Despite their very best attempts, Rob and Zofia were unsuccessful at fundraising faith and a Facebook post helped Rob, Zofia and Dorothea through.
"Rob heard a voice which told him to look closer", said Zofia who says that he came across a post on the Royal Brompton Facebook page of NHS specialist Dr Guido Michielon where lots of parents were commenting on how the paediatric cardiac surgeon saved many children's lives.

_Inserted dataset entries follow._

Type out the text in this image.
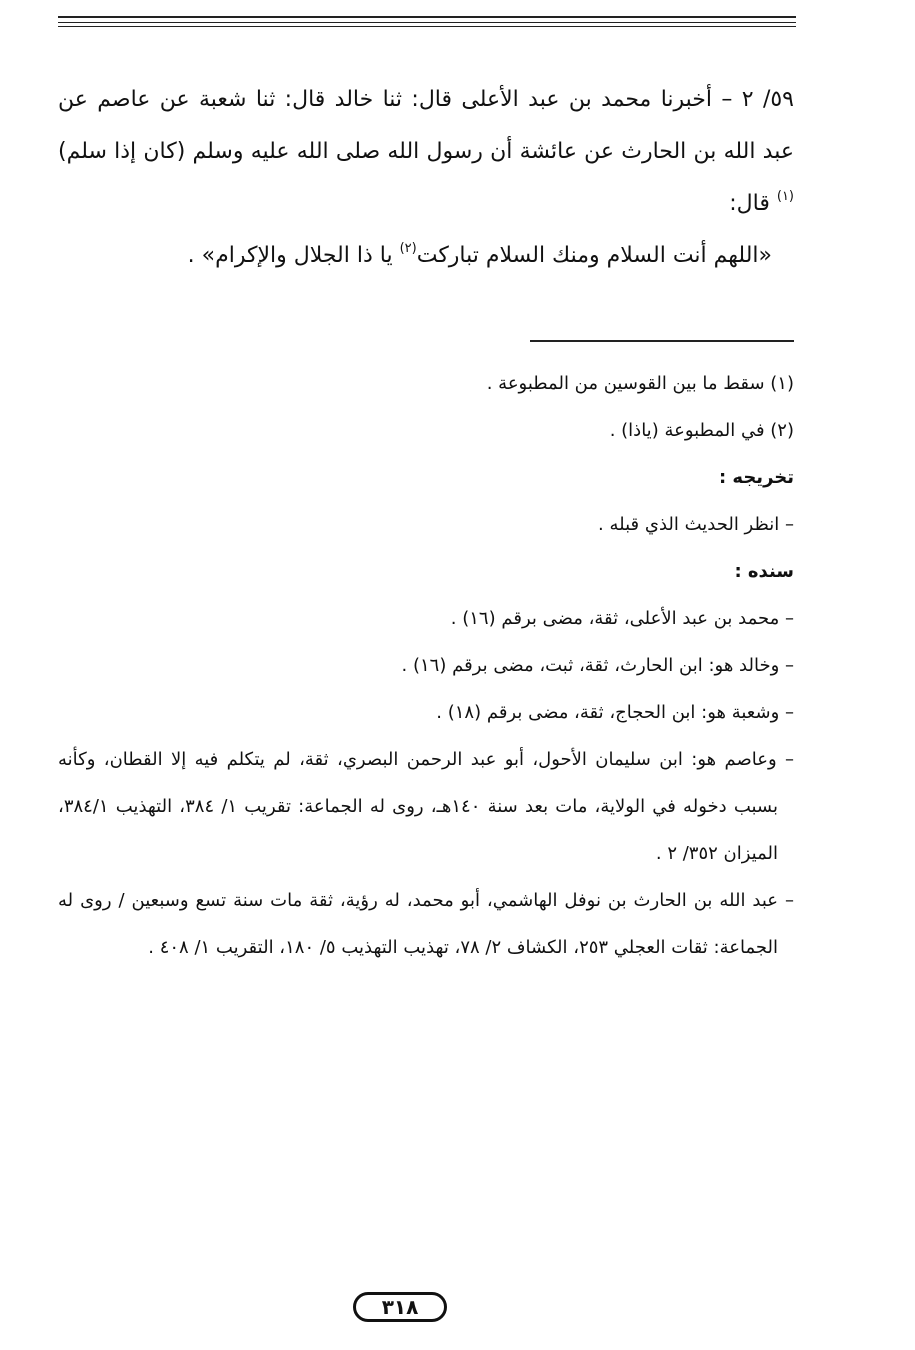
٥٩/ ٢ – أخبرنا محمد بن عبد الأعلى قال: ثنا خالد قال: ثنا شعبة عن عاصم عن عبد الله بن الحارث عن عائشة أن رسول الله صلى الله عليه وسلم (كان إذا سلم)$^{(١)}$ قال:

«اللهم أنت السلام ومنك السلام تباركت$^{(٢)}$ يا ذا الجلال والإكرام» .

(١) سقط ما بين القوسين من المطبوعة .

(٢) في المطبوعة (ياذا) .

تخريجه :

– انظر الحديث الذي قبله .

سنده :

– محمد بن عبد الأعلى، ثقة، مضى برقم (١٦) .

– وخالد هو: ابن الحارث، ثقة، ثبت، مضى برقم (١٦) .

– وشعبة هو: ابن الحجاج، ثقة، مضى برقم (١٨) .

– وعاصم هو: ابن سليمان الأحول، أبو عبد الرحمن البصري، ثقة، لم يتكلم فيه إلا القطان، وكأنه بسبب دخوله في الولاية، مات بعد سنة ١٤٠هـ، روى له الجماعة: تقريب ١/ ٣٨٤، التهذيب ٣٨٤/١، الميزان ٣٥٢/ ٢ .

– عبد الله بن الحارث بن نوفل الهاشمي، أبو محمد، له رؤية، ثقة مات سنة تسع وسبعين / روى له الجماعة: ثقات العجلي ٢٥٣، الكشاف ٢/ ٧٨، تهذيب التهذيب ٥/ ١٨٠، التقريب ١/ ٤٠٨ .

٣١٨
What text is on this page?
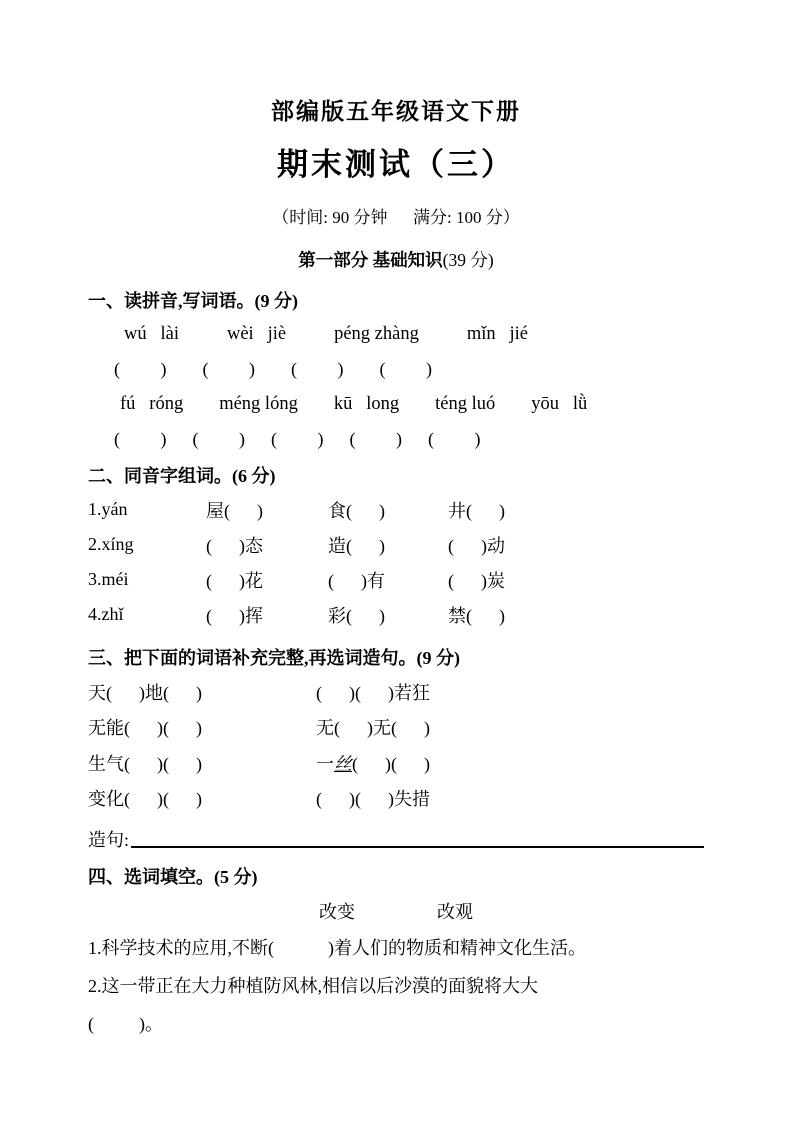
部编版五年级语文下册
期末测试（三）
（时间: 90 分钟      满分: 100 分）
第一部分 基础知识(39 分)
一、读拼音,写词语。(9 分)
wú   lài	wèi   jiè	péng zhàng	mǐn   jié
(         ) (         ) (         ) (         )
fú   róng méng lóng kū   long téng luó yōu   lǜ
(         ) (         ) (         ) (         ) (         )
二、同音字组词。(6 分)
1.yán	屋(      )	食(      )	井(      )
2.xíng	(      )态	造(      )	(      )动
3.méi	(      )花	(      )有	(      )炭
4.zhǐ	(      )挥	彩(      )	禁(      )
三、把下面的词语补充完整,再选词造句。(9 分)
天(      )地(      )	(      )(      )若狂
无能(      )(      )	无(      )无(      )
生气(      )(      )	一丝(      )(      )
变化(      )(      )	(      )(      )失措
造句:
四、选词填空。(5 分)
改变	改观
1.科学技术的应用,不断(            )着人们的物质和精神文化生活。
2.这一带正在大力种植防风林,相信以后沙漠的面貌将大大
(          )。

Whereas other surgeons wouldn't agree to the operation to reconstruct Dorothea's vital organ, Dr Michielon agreed to the delicate procedure with her aorta less than a millimetre in size and her body weighing three kilograms.
Dr Guido Michielon said, "There is a general rule of thumb in surgery whereby an operation carrying a risk of more than 50% should not be performed.
"People say this is the flipping of the coin and this is not what it should be.
"Anything above 30% is considered extremely high risk with survival rates here around 10%.
"Being honest, I was prepared for the unsuccessful outcome but I put all my energies into putting the number the other way round.
"It's amazing feeling for the team of 50 people who contributed to the success of this outcome.
"Not every day was a sunny day but we've got the objective done. Mission complete."
Zofia says the last year has been one rollercoaster of emotions,
"This is an experience that brought so much into our lives. It's been really tough, and I'm really grateful to be where we are right now.
"But I think we are just richer through it with something that that has brought us to to a level of existence that we wouldn't have touched otherwise. And she is just so strong."
"Money can't bring this joy. Success can't bring this joy. But fighting for your child's life and being able to bring her home can. I've never experienced anything like it in my life" said Rob.
Dorothea will require a further operation but the incredibly encouraging signs provide motivation for her family who, when she is released from hospital, will be able to spend their first Christmas at home with each other.